The Brevard All-County Band Festival occurred on Jan. 26, at The King Center for Performing Arts. Participating students received their audition music in November, and used the remaining months to practice for the concert.
Band Director Christopher Houze described the event as a collaborative experience.
“The students with the highest scoring auditions are selected for the ensemble,” Houze said. “After that, there is no sense of competition. It is actually the ultimate team sport.
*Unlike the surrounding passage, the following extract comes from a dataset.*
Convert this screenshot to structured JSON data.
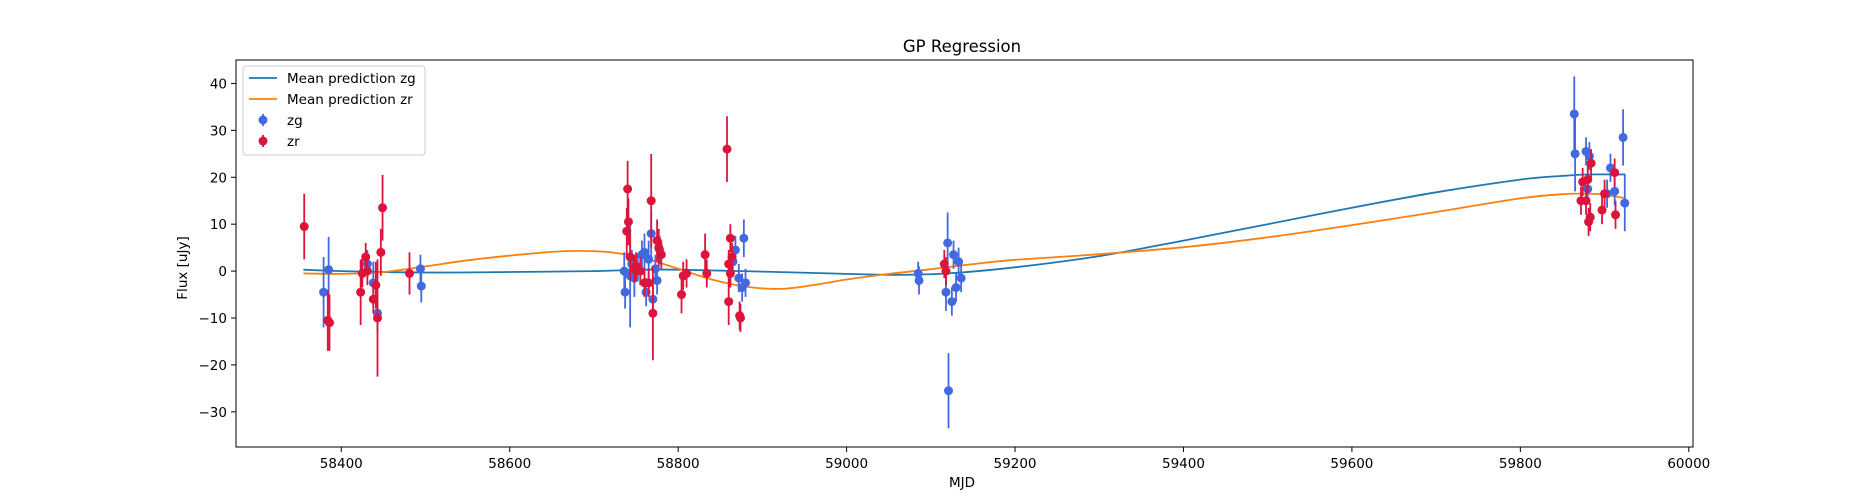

Unlike some sports where students sit on a bench and do not participate for portions of the game, every student who is selected to participate in the ensemble is participating 100 percent of the time.”
Following the selection, students practice independently until January, where they meet with the conductors and other participants to review their music.
“The challenge… is taking a group of students who will only rehearse four times, and having them perform an entire concert program,” Houze said. “This challenge, in part, is solved by selecting the best students for the job, and hiring expert guest conductors who really take the individual student work and mold it into the collective group experience.”
R.J. S., who performed in the All-County Middle School band with 92 other students, said the conductors gave him tips to improve his playing.
“I took away how to play a bigger and better sound and how to last longer when I played,” R.J. said.
According to Houze, the information given to all-county participants is spread to fellow musicians who use it to improve their playing as well.
“This sharing of ideas allows for not only musical growth, but growth as a human being,” Houze said. “Sometimes music lessons become life lessons. Shared wisdom becomes a collective wisdom. Everybody is taking something from the experience. Students who participated in this experience bring this new wisdom or insight back to West Shore, and the cycle starts again. So when you really think about it, not only do the students grow who made the All-County ensembles, but all West Shore musicians grow as a result.”